Relative transmission of drug-resistant strains of M. tuberculosis compared to drug-susceptible strains (adapted from Borrell et al. IJTLD 2009).

Figure 2

Compensatory mutations in the RNA polymerase of rifampicin-resistant Mtb (adapted from Comas et al. Nat Genet 2012).

Evolution and ecology of drug resistance

One of the most important questions in the epidemiology of drug-resistant TB is whether the global burden of drug resistance is primarily due to the de novo acquisition of resistance during patient treatment or a consequence of transmission of already drug-resistant strains. Traditionally, the thought was that drug resistance in bacteria was universally associated with a reduction in virulence and/or transmissibility.

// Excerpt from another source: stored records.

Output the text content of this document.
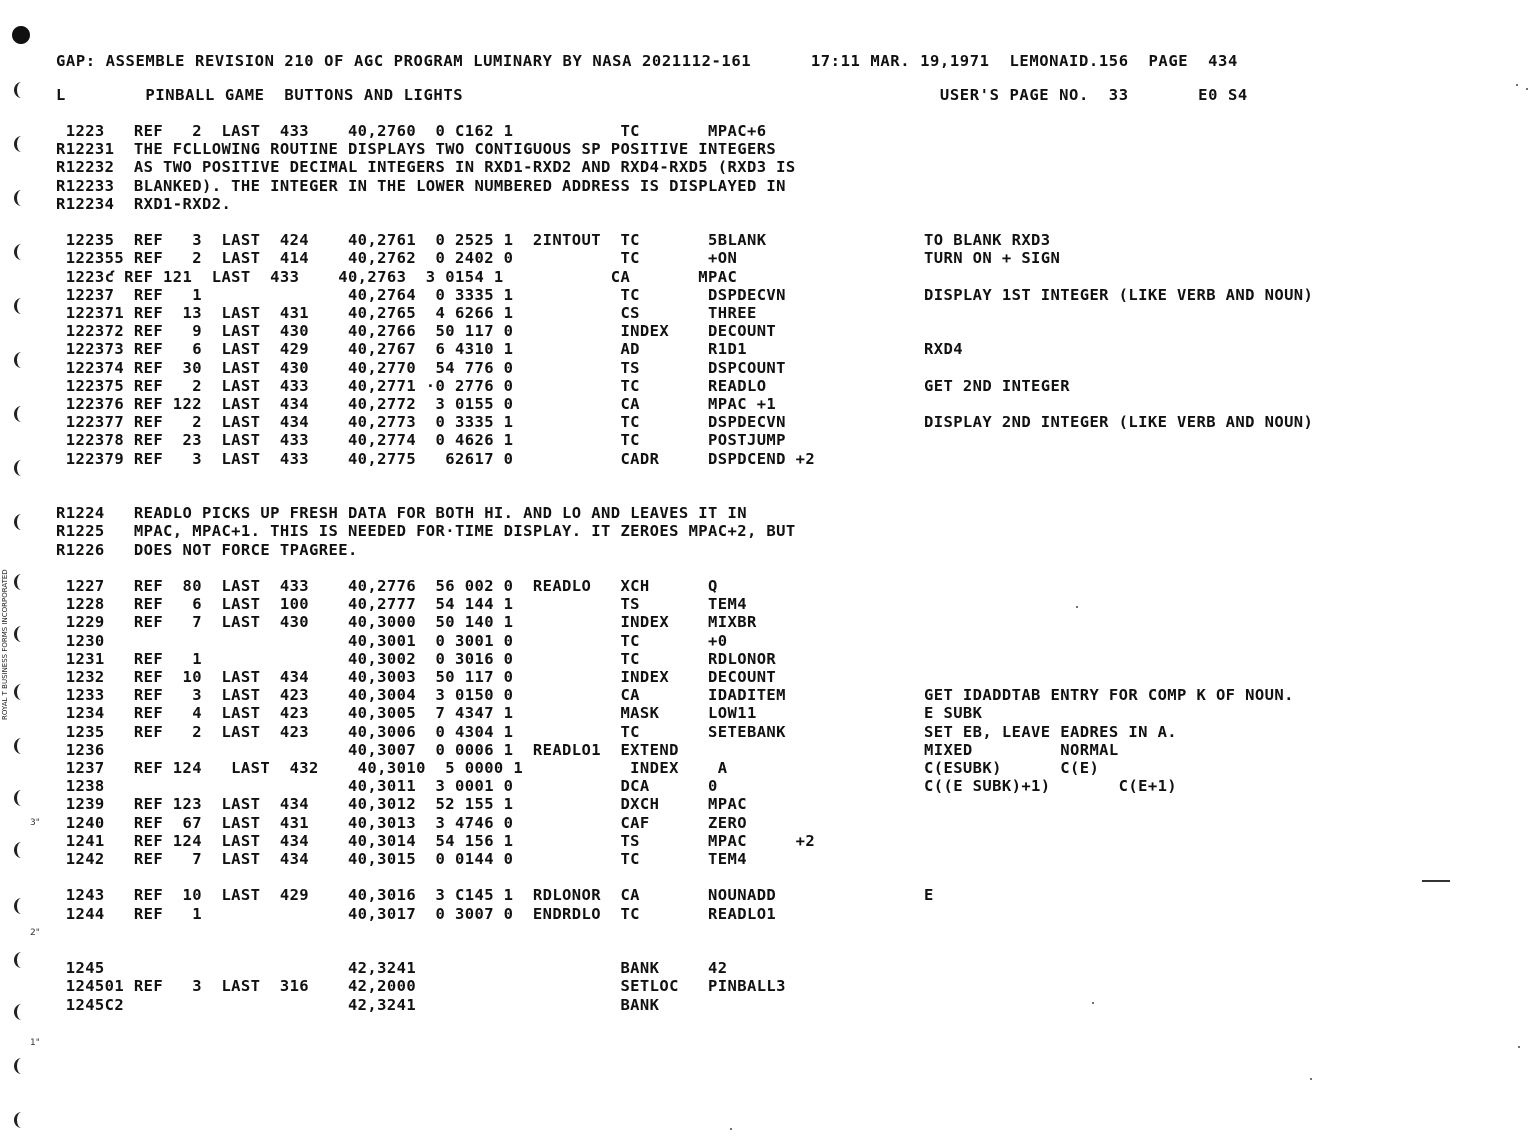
GAP: ASSEMBLE REVISION 210 OF AGC PROGRAM LUMINARY BY NASA 2021112-161      17:11 MAR. 19,1971  LEMONAID.156  PAGE  434
L        PINBALL GAME  BUTTONS AND LIGHTS                                                USER'S PAGE NO.  33       E0 S4
1223   REF   2  LAST  433    40,2760  0 C162 1           TC       MPAC+6
R12231  THE FCLLOWING ROUTINE DISPLAYS TWO CONTIGUOUS SP POSITIVE INTEGERS
R12232  AS TWO POSITIVE DECIMAL INTEGERS IN RXD1-RXD2 AND RXD4-RXD5 (RXD3 IS
R12233  BLANKED). THE INTEGER IN THE LOWER NUMBERED ADDRESS IS DISPLAYED IN
R12234  RXD1-RXD2.
12235  REF   3  LAST  424    40,2761  0 2525 1  2INTOUT  TC       5BLANK	TO BLANK RXD3
122355 REF   2  LAST  414    40,2762  0 2402 0           TC       +ON	TURN ON + SIGN
1223ƈ REF 121  LAST  433    40,2763  3 0154 1           CA       MPAC
12237  REF   1               40,2764  0 3335 1           TC       DSPDECVN	DISPLAY 1ST INTEGER (LIKE VERB AND NOUN)
122371 REF  13  LAST  431    40,2765  4 6266 1           CS       THREE
122372 REF   9  LAST  430    40,2766  50 117 0           INDEX    DECOUNT
122373 REF   6  LAST  429    40,2767  6 4310 1           AD       R1D1	RXD4
122374 REF  30  LAST  430    40,2770  54 776 0           TS       DSPCOUNT
122375 REF   2  LAST  433    40,2771 ·0 2776 0           TC       READLO	GET 2ND INTEGER
122376 REF 122  LAST  434    40,2772  3 0155 0           CA       MPAC +1
122377 REF   2  LAST  434    40,2773  0 3335 1           TC       DSPDECVN	DISPLAY 2ND INTEGER (LIKE VERB AND NOUN)
122378 REF  23  LAST  433    40,2774  0 4626 1           TC       POSTJUMP
122379 REF   3  LAST  433    40,2775   62617 0           CADR     DSPDCEND +2
R1224   READLO PICKS UP FRESH DATA FOR BOTH HI. AND LO AND LEAVES IT IN
R1225   MPAC, MPAC+1. THIS IS NEEDED FOR·TIME DISPLAY. IT ZEROES MPAC+2, BUT
R1226   DOES NOT FORCE TPAGREE.
1227   REF  80  LAST  433    40,2776  56 002 0  READLO   XCH      Q
1228   REF   6  LAST  100    40,2777  54 144 1           TS       TEM4
1229   REF   7  LAST  430    40,3000  50 140 1           INDEX    MIXBR
1230                         40,3001  0 3001 0           TC       +0
1231   REF   1               40,3002  0 3016 0           TC       RDLONOR
1232   REF  10  LAST  434    40,3003  50 117 0           INDEX    DECOUNT
1233   REF   3  LAST  423    40,3004  3 0150 0           CA       IDADITEM	GET IDADDTAB ENTRY FOR COMP K OF NOUN.
1234   REF   4  LAST  423    40,3005  7 4347 1           MASK     LOW11	E SUBK
1235   REF   2  LAST  423    40,3006  0 4304 1           TC       SETEBANK	SET EB, LEAVE EADRES IN A.
1236                         40,3007  0 0006 1  READLO1  EXTEND	MIXED         NORMAL
1237   REF 124   LAST  432    40,3010  5 0000 1           INDEX    A	C(ESUBK)      C(E)
1238                         40,3011  3 0001 0           DCA      0	C((E SUBK)+1)       C(E+1)
1239   REF 123  LAST  434    40,3012  52 155 1           DXCH     MPAC
1240   REF  67  LAST  431    40,3013  3 4746 0           CAF      ZERO
1241   REF 124  LAST  434    40,3014  54 156 1           TS       MPAC     +2
1242   REF   7  LAST  434    40,3015  0 0144 0           TC       TEM4
1243   REF  10  LAST  429    40,3016  3 C145 1  RDLONOR  CA       NOUNADD	E
1244   REF   1               40,3017  0 3007 0  ENDRDLO  TC       READLO1
1245                         42,3241                     BANK     42
124501 REF   3  LAST  316    42,2000                     SETLOC   PINBALL3
1245C2                       42,3241                     BANK
ROYAL T BUSINESS FORMS INCORPORATED
3"
2"
1"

However, when reviewing the current evidence for the transmissibility of drug-resistant Mtb, we found that multidrug-resistant strains of Mtb were everything from 10 times less- to 10 times more transmissible than drug-susceptible strains (Figure 1). The reason for this heterogeneity is partially because the molecular basis of drug resistance in Mtb is complex, and different drug resistance-conferring mutations are associated with different effects on strain fitness. Moreover, by using a combination of experimental evolution, molecular epidemiology and comparative genome sequencing of clinical strains, we identified compensatory mutations in the RNA polymerase which mitigate some of the negative effects associated with rifampicin resistance in Mtb (Figure 2). These compensatory mutations were associated with increased fitness in vitro and were overrepresented in regions with high burden of multidrug-resistant TB, illustrating some of the bacterial factors that could lead to the observed heterogeneity in transmission of drug-resistant Mtb.